Updated on June 23, 2022

Comments

  • devsda
    devsda almost 2 years

    I got stuck in one algorithm question. Please suggest me some efficient algorithm for the below problem.

    Question is

    Find numbers of subarrays whose sum is divisible by given number.

    My work

    I made one algorithm, whose complexity is O(N^2), here, N = size of an array.

    My Code

    #include<stdio.h>
    
    using namespace std;
    
     main() {
        int N;
        int P;
        int T;
        int val;
        long long int count = 0;
        long long int answer = 0;
        scanf("%d", &T);
        //T = 20;
    
        for(int k = 1; k <= T; k++) {
            scanf("%d", &N);
            scanf("%d", &P);
            count = 0;
            answer = 0;
            for(int i = 0; i < N; i++) {
                scanf("%d", &val);
                count += val;
                workingArray[i] = count;
            }
    
            for(int length = 1; length <= N; length++) {
                for(int start = 0; start <= (N-length); start++) {
                    if( start == 0 ) {
                        if(workingArray[start+length-1]%P == 0) answer++;
                    }
                    else if( (workingArray[start+length-1] - workingArray[start-1])%P == 0) answer++;
                }
            }
    
            printf("Case #%d\n%lld\n", k, answer);
        }
        return 0;
     }
    
  • Saeed Amiri
    Saeed Amiri over 10 years
    You just considered consecutive elements while the question just asked for a number of subarrays, which I read as a subsequence style not a substring format, e.g you didn't take 3+2+1, or 0+3+2+1, by the way I don't know whether is important to preserve the orders or not, e.g I don't know we should count 3+2+1, 6 times or just one time. (I suppose the latter case is acceptable).
  • Bernhard Barker
    Bernhard Barker over 10 years
    @SaeedAmiri "subarray" usually refers to consecutive parts of the array, e.g. the maximum subarray problem.
  • Saeed Amiri
    Saeed Amiri over 10 years
    No is not like this, e.g in your e.g problem statement very clearly stated that "contiguous subarray", while problem name is general (which should be short, so is not necessary to write all details in the name of problem). And here in the problem definition, there is no argument about contiguity. So we should suppose that is not continues.
  • Bernhard Barker
    Bernhard Barker over 10 years
    @SaeedAmiri Well, either way, OP just clarified that it's continuous elements.
  • devsda
    devsda over 10 years
    @Dukeling I understand the way you solved this problem. But I didn't get the feel. Can you please explain, how you build this logic from the very basic step. Thanks in advance.
  • devsda
    devsda over 10 years
    @Dukeling And yes, I am not able to understand given statement "Then, if those sums on the right both have the same remainder when divided by X, the remainders will cancel out and sum of the elements between the two will be divisible by X."
  • devsda
    devsda over 10 years
    @Dukeling Thanks a lot.

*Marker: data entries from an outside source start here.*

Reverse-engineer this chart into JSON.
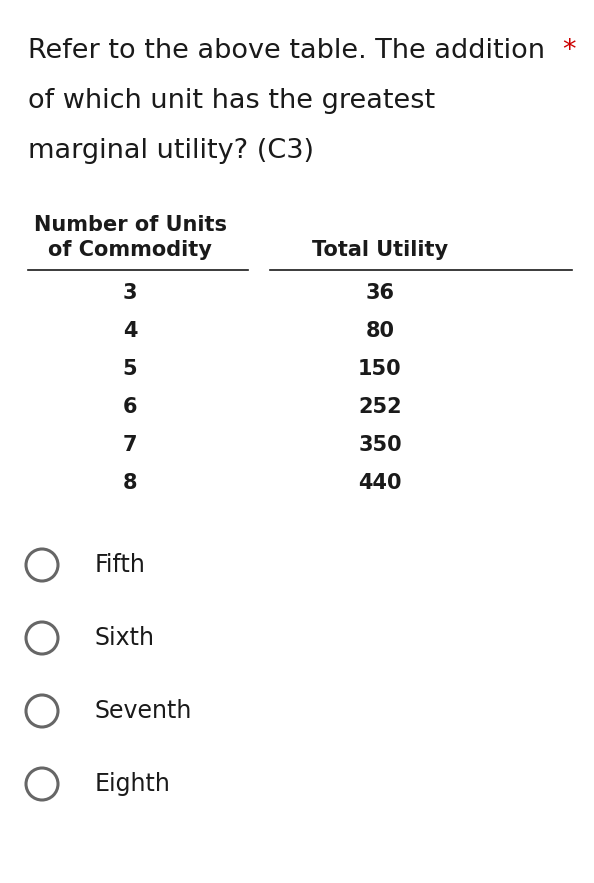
{
  "background_color": "#ffffff",
  "question_line1": "Refer to the above table. The addition",
  "question_line2": "of which unit has the greatest",
  "question_line3": "marginal utility? (C3)",
  "asterisk": "*",
  "col1_header_line1": "Number of Units",
  "col1_header_line2": "of Commodity",
  "col2_header": "Total Utility",
  "table_units": [
    3,
    4,
    5,
    6,
    7,
    8
  ],
  "table_utility": [
    36,
    80,
    150,
    252,
    350,
    440
  ],
  "options": [
    "Fifth",
    "Sixth",
    "Seventh",
    "Eighth"
  ],
  "question_fontsize": 19.5,
  "table_header_fontsize": 15,
  "table_data_fontsize": 15,
  "option_fontsize": 17,
  "text_color": "#1a1a1a",
  "asterisk_color": "#cc0000",
  "circle_color": "#666666",
  "fig_width": 5.94,
  "fig_height": 8.83,
  "dpi": 100
}
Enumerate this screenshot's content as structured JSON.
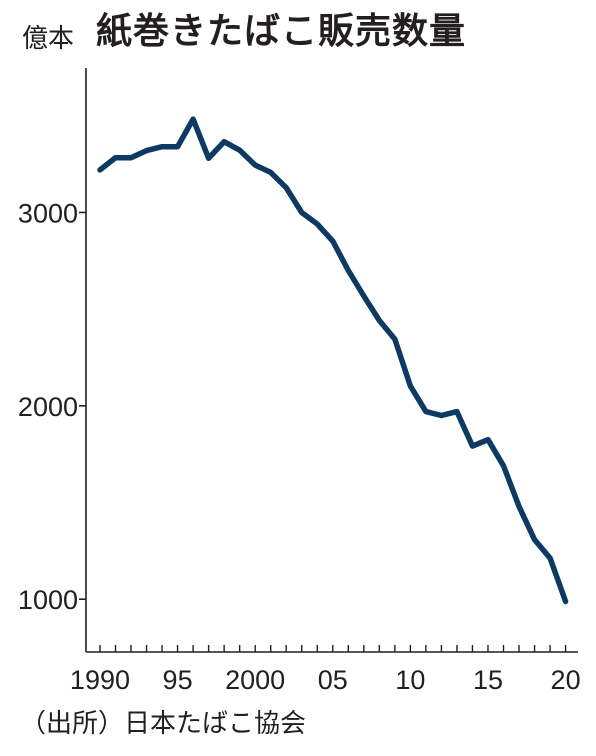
{
  "header": {
    "title": "紙巻きたばこ販売数量",
    "unit": "億本"
  },
  "footer": {
    "source": "（出所）日本たばこ協会"
  },
  "chart_data": {
    "type": "line",
    "title": "紙巻きたばこ販売数量",
    "ylabel": "億本",
    "xlabel": "",
    "x": [
      1990,
      1991,
      1992,
      1993,
      1994,
      1995,
      1996,
      1997,
      1998,
      1999,
      2000,
      2001,
      2002,
      2003,
      2004,
      2005,
      2006,
      2007,
      2008,
      2009,
      2010,
      2011,
      2012,
      2013,
      2014,
      2015,
      2016,
      2017,
      2018,
      2019,
      2020
    ],
    "series": [
      {
        "name": "",
        "color": "#0d3a63",
        "values": [
          3220,
          3283,
          3283,
          3320,
          3340,
          3340,
          3483,
          3280,
          3366,
          3322,
          3245,
          3207,
          3128,
          3000,
          2940,
          2852,
          2700,
          2568,
          2442,
          2344,
          2102,
          1970,
          1950,
          1970,
          1792,
          1825,
          1690,
          1480,
          1308,
          1212,
          988
        ]
      }
    ],
    "xticks": [
      {
        "value": 1990,
        "label": "1990"
      },
      {
        "value": 1995,
        "label": "95"
      },
      {
        "value": 2000,
        "label": "2000"
      },
      {
        "value": 2005,
        "label": "05"
      },
      {
        "value": 2010,
        "label": "10"
      },
      {
        "value": 2015,
        "label": "15"
      },
      {
        "value": 2020,
        "label": "20"
      }
    ],
    "yticks": [
      {
        "value": 1000,
        "label": "1000"
      },
      {
        "value": 2000,
        "label": "2000"
      },
      {
        "value": 3000,
        "label": "3000"
      }
    ],
    "xlim": [
      1989.1,
      2020.8
    ],
    "ylim": [
      727,
      3747
    ],
    "grid": false,
    "legend": "none",
    "axis_color": "#231f20"
  }
}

I got the feel.
  • devsda
    devsda over 10 years
    @Dukeling Can we do a small cdiscussion on chat. I want guide from your side, how to improve logics, coding, algorithms. Its a kind request to you please start chat.
  • Bernhard Barker
    Bernhard Barker over 10 years
    @devsda Chat room.
  • Renganathan V
    Renganathan V about 7 years
    @Dukeling Can you please tell how you chose "2" in the final count calculation.
  • Renganathan V
    Renganathan V about 7 years
    @Dukeling Thanks for the edit. will this work if there some digits with value =1 in hashmap.
  • Bernhard Barker
    Bernhard Barker about 7 years
    @RenganathanV You'll just need to use 0 instead of value choose 2 if value is 1.